Une rivière, un câble, un bateau : un passage. Telle pourrait être la définition du bac à traille, un moyen de transport que Michel Philippe, qui passe une partie de sa retraite sur les rives de la Dordogne, imaginerait bien voir relier deux sections de la voie verte coupée par cette rivière entre le Périgord et le Quercy, à Mareuil. « Il y a bien un pont, mais il sert au train régional, décrit-il. La construction d’une passerelle piétonne coûterait 3 millions d’euros. Mon projet cessite 50000 euros, avec l’emploi d’un passeur à la clé. » 

Un bac à traille utilise uniquement la force motrice de la rivière. Amarré à une poulie qui peut circuler le long d’un câble tendu entre les deux berges, le bac est passif quand on le laisse face au courant, un peu comme un drapeau qui faseyerait au vent. Pour qu’il se déplace, il suffit au passeur de donner un peu d’angle à la barre et donc à la coque par rapport au courant, qui pousse le bac sur le côté, à la façon du vent agissant sur une voile… 

Sur la centaine de bacs à traille inventoriés dans le monde, chacun s’adapte à sa rivière. En Colombie-Britannique, pendant la période de fonte des glaciers, le ferry Big Bar (photo ci-dessus) utilise, pour traverser la Fraser, un débit de 7000 mètres cubes par seconde, soit 14 fois plus que celui de la Seine (en moyenne). Il peut transporter jusqu’à 9 tonnes de charge sur ses deux coques. Dans le Bas-Rhin, un trimaran construit en 2008 relie les deux berges du Rhin à Seltz-Plittersdorf. Il peut embarquer jusqu’à 78 personnes, 26 vélos et 6 voitures. 

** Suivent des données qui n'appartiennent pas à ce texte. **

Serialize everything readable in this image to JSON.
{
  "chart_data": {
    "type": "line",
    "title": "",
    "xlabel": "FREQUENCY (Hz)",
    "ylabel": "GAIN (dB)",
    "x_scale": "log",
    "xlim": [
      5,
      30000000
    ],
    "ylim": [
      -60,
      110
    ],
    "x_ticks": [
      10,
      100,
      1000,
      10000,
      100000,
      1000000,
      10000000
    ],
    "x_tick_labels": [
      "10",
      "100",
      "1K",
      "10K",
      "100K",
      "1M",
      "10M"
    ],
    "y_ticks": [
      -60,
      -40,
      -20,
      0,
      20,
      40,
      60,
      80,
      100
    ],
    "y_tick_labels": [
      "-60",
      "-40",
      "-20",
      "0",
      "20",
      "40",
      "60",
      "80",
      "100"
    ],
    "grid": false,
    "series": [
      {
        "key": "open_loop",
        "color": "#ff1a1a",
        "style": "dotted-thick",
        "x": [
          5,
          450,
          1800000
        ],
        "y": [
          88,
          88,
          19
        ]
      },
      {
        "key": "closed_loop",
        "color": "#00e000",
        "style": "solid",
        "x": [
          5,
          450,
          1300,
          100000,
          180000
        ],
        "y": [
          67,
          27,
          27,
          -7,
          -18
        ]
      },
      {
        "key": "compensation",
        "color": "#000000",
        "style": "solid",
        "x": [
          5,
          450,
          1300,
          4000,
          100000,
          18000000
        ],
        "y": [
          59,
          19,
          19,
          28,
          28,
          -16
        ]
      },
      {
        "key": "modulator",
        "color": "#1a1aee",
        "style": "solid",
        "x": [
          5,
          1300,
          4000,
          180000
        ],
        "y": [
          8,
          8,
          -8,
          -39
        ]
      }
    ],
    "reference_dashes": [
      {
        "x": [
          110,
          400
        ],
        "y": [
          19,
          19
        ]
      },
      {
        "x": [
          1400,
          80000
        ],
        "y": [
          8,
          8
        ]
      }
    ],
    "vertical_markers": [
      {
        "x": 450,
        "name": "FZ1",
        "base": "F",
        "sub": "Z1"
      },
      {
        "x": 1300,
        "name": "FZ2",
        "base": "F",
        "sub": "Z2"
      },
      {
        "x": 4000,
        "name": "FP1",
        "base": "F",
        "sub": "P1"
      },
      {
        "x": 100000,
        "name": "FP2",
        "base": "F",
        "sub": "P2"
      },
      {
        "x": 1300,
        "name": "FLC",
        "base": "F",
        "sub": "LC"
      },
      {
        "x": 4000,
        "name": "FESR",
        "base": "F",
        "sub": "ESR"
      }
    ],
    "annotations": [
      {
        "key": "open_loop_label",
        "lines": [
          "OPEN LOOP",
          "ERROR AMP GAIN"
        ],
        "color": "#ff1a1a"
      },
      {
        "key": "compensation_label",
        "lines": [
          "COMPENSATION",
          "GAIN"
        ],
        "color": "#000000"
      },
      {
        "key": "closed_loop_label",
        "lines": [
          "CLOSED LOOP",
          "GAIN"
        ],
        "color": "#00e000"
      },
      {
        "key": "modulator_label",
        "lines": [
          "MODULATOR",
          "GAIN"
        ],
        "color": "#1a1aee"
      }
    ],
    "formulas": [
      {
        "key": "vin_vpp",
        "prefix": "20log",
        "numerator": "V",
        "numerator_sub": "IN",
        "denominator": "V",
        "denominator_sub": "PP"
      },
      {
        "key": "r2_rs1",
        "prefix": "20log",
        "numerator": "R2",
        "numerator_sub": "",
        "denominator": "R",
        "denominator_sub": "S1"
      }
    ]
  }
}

Le catamaran du passeur Jordi Castillero, à Garcia, en Espagne, est l’héritier des bacs à traille qui franchissent là le cours de l’Èbre depuis le VIIIe siècle. En période d’étiage, le débit y est d’environ 500 mètres cubes par seconde, équivalent à celui de la Dordogne. 

Michel Philippe estime la fréquentation du passage à 1000 personnes par jour en pleine saison touristique. À titre d’essai, il imagine l’utilisation d’une barge métallique de 10mètres, capable d’embarquer quarante personnes par traversée. Par la suite, une barge traditionnelle en bois pourrait la remplacer.